Dear 2014,
At the beginning, you've bought me to the height of what I thought to be my happiest only to extinguish that warmth I called happiness.
You destroyed me. You hurt me. You stole what I once believed to be a precious part of my heart.
You slapped and kicked me. You led me to the darkest and deepest corners within my soul that I was afraid to visit.
That was when I saw the dust in these corners. That was when you whispered to me, urging me to claim and love these dirty corners inside me. That was when you encouraged me to re-examine the definition of happiness.
You taught me that finding peace is what I truly want, not happiness.
Happiness is fleeting, fickle, and found only in moments I choose to believe in it.
Peace is eternal, visible only when I call upon it and invisible only when I obscure it. But it is there, deep within me, always warm with love and always calm and patient with my leaps and jumps in different directions.
At the end, you were a mother's tight embrace. You were like a blanket that warmed my soul.
Dear 2014,
You have quite literally changed me.
I changed my mind about the kind of life I am creating. I changed my mind about the kind of friendship I am seeking out. I changed my mind about the kind of dream I am dreaming.
Most importantly, I changed my mind about the kind of perspective I wish to adopt about myself.
You gave me the courage to live out my wildest dream: traveling until I drop.
You pushed me to do what I never imagined I'd do in that year: growing by leaps, jumps, and even flights.
You surprised me again and again.
You have so severely tested me only to reveal that I am stronger, far more stronger, than I ever dared to imagine. Only to point out that I am capable to love this deep and to be loved this much. Only to reassure that I am younger in my soul, wiser in my mind, and gentler in my heart than before.
You toughened my mind and my heart up to soften the edges of my soul.
You shaped and are shaping me into being more myself than ever, more trusting of myself, and more loving of myself.
Dear 2014,
You shall live on in my memory as one of these intense years.
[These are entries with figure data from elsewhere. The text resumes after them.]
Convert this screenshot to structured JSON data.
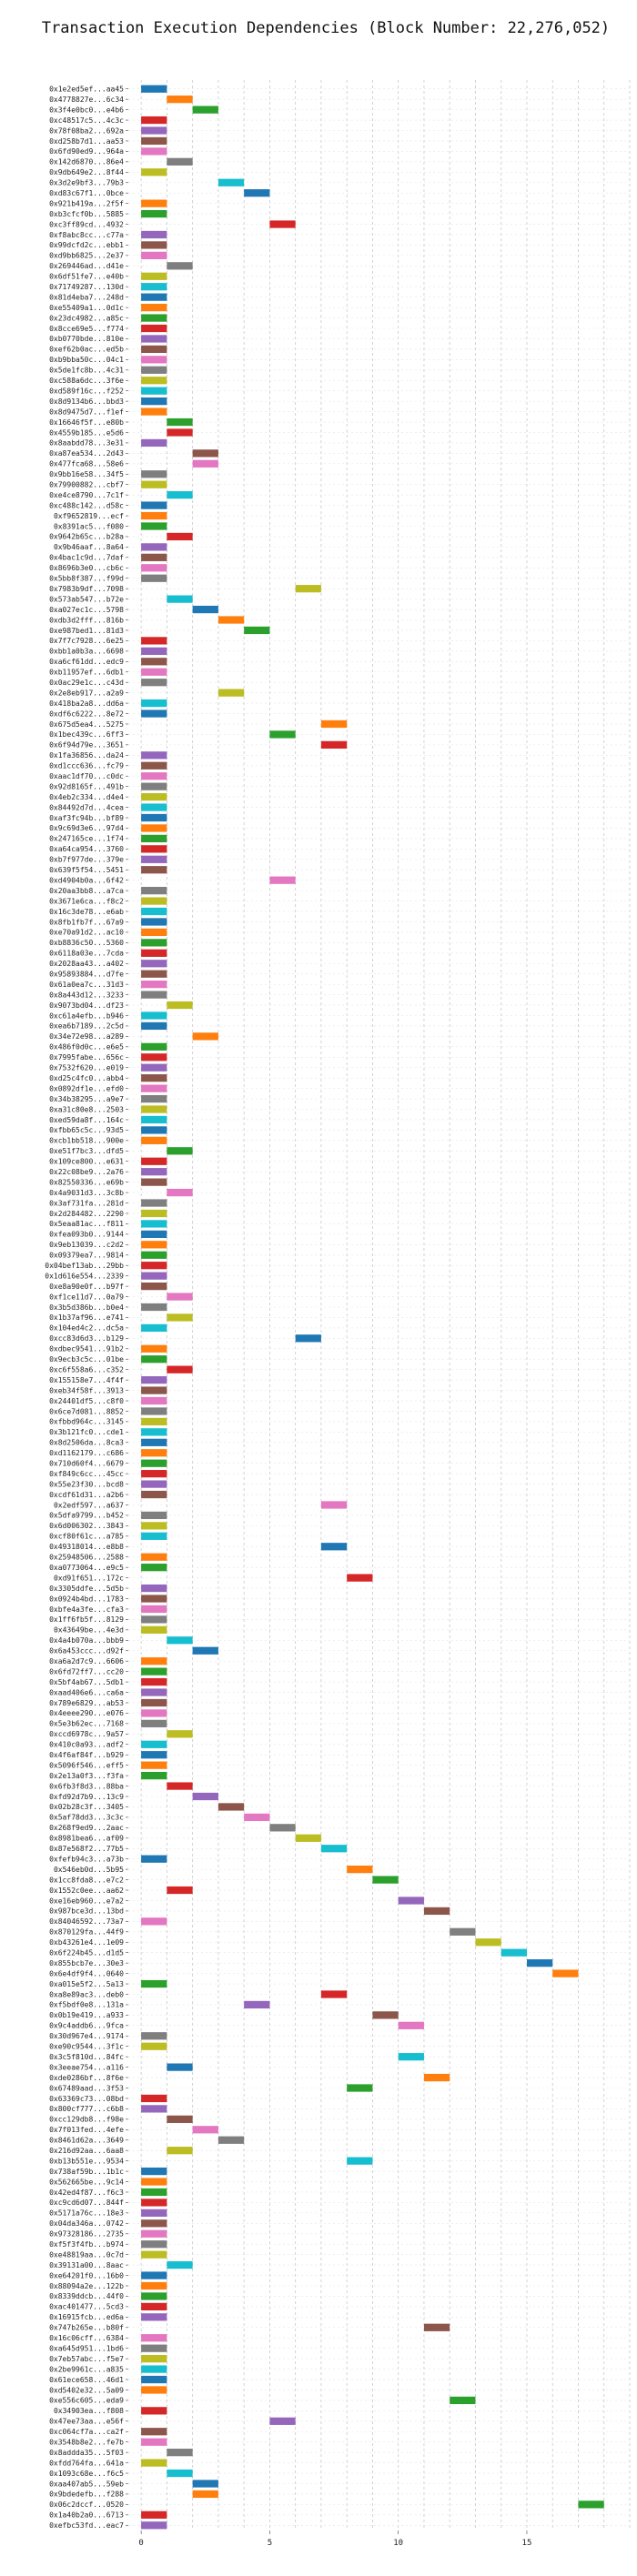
{
  "chart_data": {
    "type": "bar",
    "orientation": "horizontal-gantt",
    "title": "Transaction Execution Dependencies (Block Number: 22,276,052)",
    "xlabel": "",
    "ylabel": "",
    "xlim": [
      -0.5,
      19
    ],
    "xticks": [
      0,
      5,
      10,
      15
    ],
    "grid": true,
    "colors": [
      "#1f77b4",
      "#ff7f0e",
      "#2ca02c",
      "#d62728",
      "#9467bd",
      "#8c564b",
      "#e377c2",
      "#7f7f7f",
      "#bcbd22",
      "#17becf"
    ],
    "transactions": [
      {
        "label": "0x1e2ed5ef...aa45",
        "start": 0
      },
      {
        "label": "0x4778827e...6c34",
        "start": 1
      },
      {
        "label": "0x3f4e0bc0...e4b6",
        "start": 2
      },
      {
        "label": "0xc48517c5...4c3c",
        "start": 0
      },
      {
        "label": "0x78f08ba2...692a",
        "start": 0
      },
      {
        "label": "0xd258b7d1...aa53",
        "start": 0
      },
      {
        "label": "0x6fd90ed9...964a",
        "start": 0
      },
      {
        "label": "0x142d6870...86e4",
        "start": 1
      },
      {
        "label": "0x9db649e2...8f44",
        "start": 0
      },
      {
        "label": "0x3d2e9bf3...79b3",
        "start": 3
      },
      {
        "label": "0xd83c67f1...0bce",
        "start": 4
      },
      {
        "label": "0x921b419a...2f5f",
        "start": 0
      },
      {
        "label": "0xb3cfcf0b...5885",
        "start": 0
      },
      {
        "label": "0xc3ff89cd...4932",
        "start": 5
      },
      {
        "label": "0xf8abc8cc...c77a",
        "start": 0
      },
      {
        "label": "0x99dcfd2c...ebb1",
        "start": 0
      },
      {
        "label": "0xd9bb6825...2e37",
        "start": 0
      },
      {
        "label": "0x269446ad...d41e",
        "start": 1
      },
      {
        "label": "0x6df51fe7...e40b",
        "start": 0
      },
      {
        "label": "0x71749287...130d",
        "start": 0
      },
      {
        "label": "0x81d4eba7...248d",
        "start": 0
      },
      {
        "label": "0xe55409a1...0d1c",
        "start": 0
      },
      {
        "label": "0x23dc4982...a85c",
        "start": 0
      },
      {
        "label": "0x8cce69e5...f774",
        "start": 0
      },
      {
        "label": "0xb0770bde...810e",
        "start": 0
      },
      {
        "label": "0xef62b0ac...ed5b",
        "start": 0
      },
      {
        "label": "0xb9bba50c...04c1",
        "start": 0
      },
      {
        "label": "0x5de1fc8b...4c31",
        "start": 0
      },
      {
        "label": "0xc588a6dc...3f6e",
        "start": 0
      },
      {
        "label": "0xd589f16c...f252",
        "start": 0
      },
      {
        "label": "0x8d9134b6...bbd3",
        "start": 0
      },
      {
        "label": "0x8d9475d7...f1ef",
        "start": 0
      },
      {
        "label": "0x16646f5f...e80b",
        "start": 1
      },
      {
        "label": "0x4559b185...e5d6",
        "start": 1
      },
      {
        "label": "0x8aabdd78...3e31",
        "start": 0
      },
      {
        "label": "0xa87ea534...2d43",
        "start": 2
      },
      {
        "label": "0x477fca68...58e6",
        "start": 2
      },
      {
        "label": "0x9bb16e58...34f5",
        "start": 0
      },
      {
        "label": "0x79900882...cbf7",
        "start": 0
      },
      {
        "label": "0xe4ce8790...7c1f",
        "start": 1
      },
      {
        "label": "0xc488c142...d58c",
        "start": 0
      },
      {
        "label": "0xf9652819...ecf",
        "start": 0
      },
      {
        "label": "0x8391ac5...f080",
        "start": 0
      },
      {
        "label": "0x9642b65c...b28a",
        "start": 1
      },
      {
        "label": "0x9b46aaf...8a64",
        "start": 0
      },
      {
        "label": "0x4bac1c9d...7daf",
        "start": 0
      },
      {
        "label": "0x8696b3e0...cb6c",
        "start": 0
      },
      {
        "label": "0x5bb8f387...f99d",
        "start": 0
      },
      {
        "label": "0x7983b9df...7098",
        "start": 6
      },
      {
        "label": "0x573ab547...b72e",
        "start": 1
      },
      {
        "label": "0xa027ec1c...5798",
        "start": 2
      },
      {
        "label": "0xdb3d2fff...816b",
        "start": 3
      },
      {
        "label": "0xe987bed1...81d3",
        "start": 4
      },
      {
        "label": "0x7f7c7928...6e25",
        "start": 0
      },
      {
        "label": "0xbb1a0b3a...6698",
        "start": 0
      },
      {
        "label": "0xa6cf61dd...edc9",
        "start": 0
      },
      {
        "label": "0xb11957ef...6db1",
        "start": 0
      },
      {
        "label": "0x0ac29e1c...c43d",
        "start": 0
      },
      {
        "label": "0x2e8eb917...a2a9",
        "start": 3
      },
      {
        "label": "0x418ba2a8...dd6a",
        "start": 0
      },
      {
        "label": "0xdf6c6222...8e72",
        "start": 0
      },
      {
        "label": "0x675d5ea4...5275",
        "start": 7
      },
      {
        "label": "0x1bec439c...6ff3",
        "start": 5
      },
      {
        "label": "0x6f94d79e...3651",
        "start": 7
      },
      {
        "label": "0x1fa36856...da24",
        "start": 0
      },
      {
        "label": "0xd1ccc636...fc79",
        "start": 0
      },
      {
        "label": "0xaac1df70...c0dc",
        "start": 0
      },
      {
        "label": "0x92d8165f...491b",
        "start": 0
      },
      {
        "label": "0x4eb2c334...d4e4",
        "start": 0
      },
      {
        "label": "0x84492d7d...4cea",
        "start": 0
      },
      {
        "label": "0xaf3fc94b...bf89",
        "start": 0
      },
      {
        "label": "0x9c69d3e6...97d4",
        "start": 0
      },
      {
        "label": "0x247165ce...1f74",
        "start": 0
      },
      {
        "label": "0xa64ca954...3760",
        "start": 0
      },
      {
        "label": "0xb7f977de...379e",
        "start": 0
      },
      {
        "label": "0x639f5f54...5451",
        "start": 0
      },
      {
        "label": "0xd4904b0a...6f42",
        "start": 5
      },
      {
        "label": "0x20aa3bb8...a7ca",
        "start": 0
      },
      {
        "label": "0x3671e6ca...f8c2",
        "start": 0
      },
      {
        "label": "0x16c3de78...e6ab",
        "start": 0
      },
      {
        "label": "0x8fb1fb7f...67a9",
        "start": 0
      },
      {
        "label": "0xe70a91d2...ac10",
        "start": 0
      },
      {
        "label": "0xb8836c50...5360",
        "start": 0
      },
      {
        "label": "0x6118a03e...7cda",
        "start": 0
      },
      {
        "label": "0x2028aa43...a402",
        "start": 0
      },
      {
        "label": "0x95893884...d7fe",
        "start": 0
      },
      {
        "label": "0x61a0ea7c...31d3",
        "start": 0
      },
      {
        "label": "0x8a443d12...3233",
        "start": 0
      },
      {
        "label": "0x9073bd04...df23",
        "start": 1
      },
      {
        "label": "0xc61a4efb...b946",
        "start": 0
      },
      {
        "label": "0xea6b7189...2c5d",
        "start": 0
      },
      {
        "label": "0x34e72e98...a289",
        "start": 2
      },
      {
        "label": "0x486f0d0c...e6e5",
        "start": 0
      },
      {
        "label": "0x7995fabe...656c",
        "start": 0
      },
      {
        "label": "0x7532f620...e019",
        "start": 0
      },
      {
        "label": "0xd25c4fc0...abb4",
        "start": 0
      },
      {
        "label": "0x0892df1e...efd0",
        "start": 0
      },
      {
        "label": "0x34b38295...a9e7",
        "start": 0
      },
      {
        "label": "0xa31c80e8...2503",
        "start": 0
      },
      {
        "label": "0xed59da8f...164c",
        "start": 0
      },
      {
        "label": "0xfbb65c5c...93d5",
        "start": 0
      },
      {
        "label": "0xcb1bb518...900e",
        "start": 0
      },
      {
        "label": "0xe51f7bc3...dfd5",
        "start": 1
      },
      {
        "label": "0x109ce800...e631",
        "start": 0
      },
      {
        "label": "0x22c08be9...2a76",
        "start": 0
      },
      {
        "label": "0x82550336...e69b",
        "start": 0
      },
      {
        "label": "0x4a9031d3...3c8b",
        "start": 1
      },
      {
        "label": "0x3af731fa...281d",
        "start": 0
      },
      {
        "label": "0x2d284482...2290",
        "start": 0
      },
      {
        "label": "0x5eaa81ac...f811",
        "start": 0
      },
      {
        "label": "0xfea093b0...9144",
        "start": 0
      },
      {
        "label": "0x9eb13039...c2d2",
        "start": 0
      },
      {
        "label": "0x09379ea7...9814",
        "start": 0
      },
      {
        "label": "0x04bef13ab...29bb",
        "start": 0
      },
      {
        "label": "0x1d616e554...2339",
        "start": 0
      },
      {
        "label": "0xe8a90e0f...b97f",
        "start": 0
      },
      {
        "label": "0xf1ce11d7...0a79",
        "start": 1
      },
      {
        "label": "0x3b5d386b...b0e4",
        "start": 0
      },
      {
        "label": "0x1b37af96...e741",
        "start": 1
      },
      {
        "label": "0x104ed4c2...dc5a",
        "start": 0
      },
      {
        "label": "0xcc83d6d3...b129",
        "start": 6
      },
      {
        "label": "0xdbec9541...91b2",
        "start": 0
      },
      {
        "label": "0x9ecb3c5c...01be",
        "start": 0
      },
      {
        "label": "0xc6f558a6...c352",
        "start": 1
      },
      {
        "label": "0x155158e7...4f4f",
        "start": 0
      },
      {
        "label": "0xeb34f58f...3913",
        "start": 0
      },
      {
        "label": "0x24401df5...c8f0",
        "start": 0
      },
      {
        "label": "0x6ce7d081...8852",
        "start": 0
      },
      {
        "label": "0xfbbd964c...3145",
        "start": 0
      },
      {
        "label": "0x3b121fc0...cde1",
        "start": 0
      },
      {
        "label": "0x8d2506da...8ca3",
        "start": 0
      },
      {
        "label": "0xd1162179...c686",
        "start": 0
      },
      {
        "label": "0x710d60f4...6679",
        "start": 0
      },
      {
        "label": "0xf849c6cc...45cc",
        "start": 0
      },
      {
        "label": "0x55e23f30...bcd8",
        "start": 0
      },
      {
        "label": "0xcdf61d31...a2b6",
        "start": 0
      },
      {
        "label": "0x2edf597...a637",
        "start": 7
      },
      {
        "label": "0x5dfa9799...b452",
        "start": 0
      },
      {
        "label": "0x6d006302...3843",
        "start": 0
      },
      {
        "label": "0xcf80f61c...a785",
        "start": 0
      },
      {
        "label": "0x49318014...e8b8",
        "start": 7
      },
      {
        "label": "0x25948506...2588",
        "start": 0
      },
      {
        "label": "0xa0773064...e9c5",
        "start": 0
      },
      {
        "label": "0xd91f651...172c",
        "start": 8
      },
      {
        "label": "0x3305ddfe...5d5b",
        "start": 0
      },
      {
        "label": "0x0924b4bd...1783",
        "start": 0
      },
      {
        "label": "0xbfe4a3fe...cfa3",
        "start": 0
      },
      {
        "label": "0x1ff6fb5f...8129",
        "start": 0
      },
      {
        "label": "0x43649be...4e3d",
        "start": 0
      },
      {
        "label": "0x4a4b070a...bbb9",
        "start": 1
      },
      {
        "label": "0x6a453ccc...d92f",
        "start": 2
      },
      {
        "label": "0xa6a2d7c9...6606",
        "start": 0
      },
      {
        "label": "0x6fd72ff7...cc20",
        "start": 0
      },
      {
        "label": "0x5bf4ab67...5db1",
        "start": 0
      },
      {
        "label": "0xaad406e6...ca6a",
        "start": 0
      },
      {
        "label": "0x789e6829...ab53",
        "start": 0
      },
      {
        "label": "0x4eeee290...e076",
        "start": 0
      },
      {
        "label": "0x5e3b62ec...7168",
        "start": 0
      },
      {
        "label": "0xccd6978c...9a57",
        "start": 1
      },
      {
        "label": "0x410c0a93...adf2",
        "start": 0
      },
      {
        "label": "0x4f6af84f...b929",
        "start": 0
      },
      {
        "label": "0x5096f546...eff5",
        "start": 0
      },
      {
        "label": "0x2e13a0f3...f3fa",
        "start": 0
      },
      {
        "label": "0x6fb3f8d3...88ba",
        "start": 1
      },
      {
        "label": "0xfd92d7b9...13c9",
        "start": 2
      },
      {
        "label": "0x02b28c3f...3405",
        "start": 3
      },
      {
        "label": "0x5af78dd3...3c3c",
        "start": 4
      },
      {
        "label": "0x268f9ed9...2aac",
        "start": 5
      },
      {
        "label": "0x8981bea6...af09",
        "start": 6
      },
      {
        "label": "0x87e568f2...77b5",
        "start": 7
      },
      {
        "label": "0xfefb94c3...a73b",
        "start": 0
      },
      {
        "label": "0x546eb0d...5b95",
        "start": 8
      },
      {
        "label": "0x1cc8fda8...e7c2",
        "start": 9
      },
      {
        "label": "0x1552c0ee...aa62",
        "start": 1
      },
      {
        "label": "0xe16eb960...e7a2",
        "start": 10
      },
      {
        "label": "0x987bce3d...13bd",
        "start": 11
      },
      {
        "label": "0x84046592...73a7",
        "start": 0
      },
      {
        "label": "0x870129fa...44f9",
        "start": 12
      },
      {
        "label": "0xb43261e4...1e09",
        "start": 13
      },
      {
        "label": "0x6f224b45...d1d5",
        "start": 14
      },
      {
        "label": "0x855bcb7e...30e3",
        "start": 15
      },
      {
        "label": "0x6e4df9f4...0640",
        "start": 16
      },
      {
        "label": "0xa015e5f2...5a13",
        "start": 0
      },
      {
        "label": "0xa8e89ac3...deb0",
        "start": 7
      },
      {
        "label": "0xf5bdf0e8...131a",
        "start": 4
      },
      {
        "label": "0x0b19e419...a933",
        "start": 9
      },
      {
        "label": "0x9c4addb6...9fca",
        "start": 10
      },
      {
        "label": "0x30d967e4...9174",
        "start": 0
      },
      {
        "label": "0xe90c9544...3f1c",
        "start": 0
      },
      {
        "label": "0x3c5f810d...84fc",
        "start": 10
      },
      {
        "label": "0x3eeae754...a116",
        "start": 1
      },
      {
        "label": "0xde0286bf...8f6e",
        "start": 11
      },
      {
        "label": "0x67489aad...3f53",
        "start": 8
      },
      {
        "label": "0x63369c73...08bd",
        "start": 0
      },
      {
        "label": "0x800cf777...c6b8",
        "start": 0
      },
      {
        "label": "0xcc129db8...f98e",
        "start": 1
      },
      {
        "label": "0x7f013fed...4efe",
        "start": 2
      },
      {
        "label": "0x8461d62a...3649",
        "start": 3
      },
      {
        "label": "0x216d92aa...6aa8",
        "start": 1
      },
      {
        "label": "0xb13b551e...9534",
        "start": 8
      },
      {
        "label": "0x738af59b...1b1c",
        "start": 0
      },
      {
        "label": "0x562665be...9c14",
        "start": 0
      },
      {
        "label": "0x42ed4f87...f6c3",
        "start": 0
      },
      {
        "label": "0xc9cd6d07...844f",
        "start": 0
      },
      {
        "label": "0x5171a76c...18e3",
        "start": 0
      },
      {
        "label": "0x04da346a...0742",
        "start": 0
      },
      {
        "label": "0x97328186...2735",
        "start": 0
      },
      {
        "label": "0xf5f3f4fb...b974",
        "start": 0
      },
      {
        "label": "0xe48819aa...0c7d",
        "start": 0
      },
      {
        "label": "0x39131a00...8aac",
        "start": 1
      },
      {
        "label": "0xe64201f0...16b0",
        "start": 0
      },
      {
        "label": "0x88094a2e...122b",
        "start": 0
      },
      {
        "label": "0x8339ddcb...44f0",
        "start": 0
      },
      {
        "label": "0xac401477...5cd3",
        "start": 0
      },
      {
        "label": "0x16915fcb...ed6a",
        "start": 0
      },
      {
        "label": "0x747b265e...b80f",
        "start": 11
      },
      {
        "label": "0x16c06cff...6384",
        "start": 0
      },
      {
        "label": "0xa645d951...1bd6",
        "start": 0
      },
      {
        "label": "0x7eb57abc...f5e7",
        "start": 0
      },
      {
        "label": "0x2be9961c...a835",
        "start": 0
      },
      {
        "label": "0x61ece658...46d1",
        "start": 0
      },
      {
        "label": "0xd5402e32...5a09",
        "start": 0
      },
      {
        "label": "0xe556c605...eda9",
        "start": 12
      },
      {
        "label": "0x34903ea...f808",
        "start": 0
      },
      {
        "label": "0x47ee73aa...e56f",
        "start": 5
      },
      {
        "label": "0xc064cf7a...ca2f",
        "start": 0
      },
      {
        "label": "0x3548b8e2...fe7b",
        "start": 0
      },
      {
        "label": "0x8addda35...5f03",
        "start": 1
      },
      {
        "label": "0xfdd764fa...641a",
        "start": 0
      },
      {
        "label": "0x1093c68e...f6c5",
        "start": 1
      },
      {
        "label": "0xaa407ab5...59eb",
        "start": 2
      },
      {
        "label": "0x9bdedefb...f288",
        "start": 2
      },
      {
        "label": "0x06c2dccf...0520",
        "start": 17
      },
      {
        "label": "0x1a40b2a0...6713",
        "start": 0
      },
      {
        "label": "0xefbc53fd...eac7",
        "start": 0
      }
    ]
  }
}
I've learned so much from you.
At the beginning, the very beginning, I thought that you would be the best year ever.
Then you proved me wrong.
Then I thought that you had to be the worst year ever.
Then you proved me wrong.
Every time I changed my mind about you, you proved me wrong.
You kept on proving me wrong about so many things that I have to name you The Year I Learned To Let Go.
What a silly, extraordinary, and memorable year you have been.
Dear 2014,
Thank you for spending time with me.
Thank you for giving me 365 days to make mistakes, to learn from them, to repeat them, to laugh about them, to make better mistakes, and to love them.
Thank you for giving me the most agonizing times and the most joyful times.
Thank you for giving me better tools to embrace life, to accept myself, and to love.
Thank you especially for allowing me to greet 2015 with more joy and less fear for the other 365 days of life around the Sun.
Dear 2014, dearest The Year I Learned To Let Go,
At the beginning of you, I was celebrating in Washington, DC, in the room filled with familiar faces. I was happy, wise, and excited then.
At the end of you, I am celebrating in the streets of Hanoi, Vietnam, among new faces. I am happier, wiser, and even more excited now.
You are the perfect year to put my greatest lesson from you in use.
I am letting you go.
Good-bye, The Year I Learned To Let Go!
Now, my dears, here are the collection of memories (and thoughts) made toward the end of 2014. Enjoy!
Sometimes life is good. Sometimes life is bad. All in all, life is life, just like a field is a field. It all depends on how you wish to perceive it.
[village near Kalaw, Shan State, Myanmar/Burma]
Once in a while, you discover inside yourself a capacity to sail through life like you've always meant to do so.
[Shan village near Hsipaw, Shan State, Myanmar/Burma]
However you should ride life out, it never hurts to have company along to rock it out as well. [Hsipaw, Shan State, Myanmar/Burma]
© Elizabeth A. Steyer*
There is no harm in inventing a new way. After all, there is no harm in doing reverse Photobombing. You take a photo of yourself interrupting the beauty of the elephant ride, and nobody can complain because it is your fuckin' own photo.
[Bam Xieng Lom village, Luang Prabang, Laos]
Indulge yourself in a way that makes you feel so beloved. You are your greatest love affair of life.
[mulberry organic farm, Vang Vieng, Laos]
[strawberry farm, Pai, Mae Hong Son Province, Thailand]
Every year defines you. Allow everything influence, shake, and mold you. They all have a story in addition to yours.
[Doi Inthanon National Park, Chiang Mai, Chiang Mai Province, Thailand]
Forgive yourself when you fail. Life has many charms, and some of them are too irresistible to ignore.
[Bam Xieng Lom, Luang Prabang, Laos]
[village near Inle Lake, Shan State Myanmar/Burma]
So many pictures. So many memories. So many days. All overflowing with pleas to tell you stories. Stories inhale and exhale. So many words. So many ideas. So many beginnings.
Many beginnings. Many endings.
Your choice.
May you all greet 2015 well.
* That's right. My fuckin' own photo.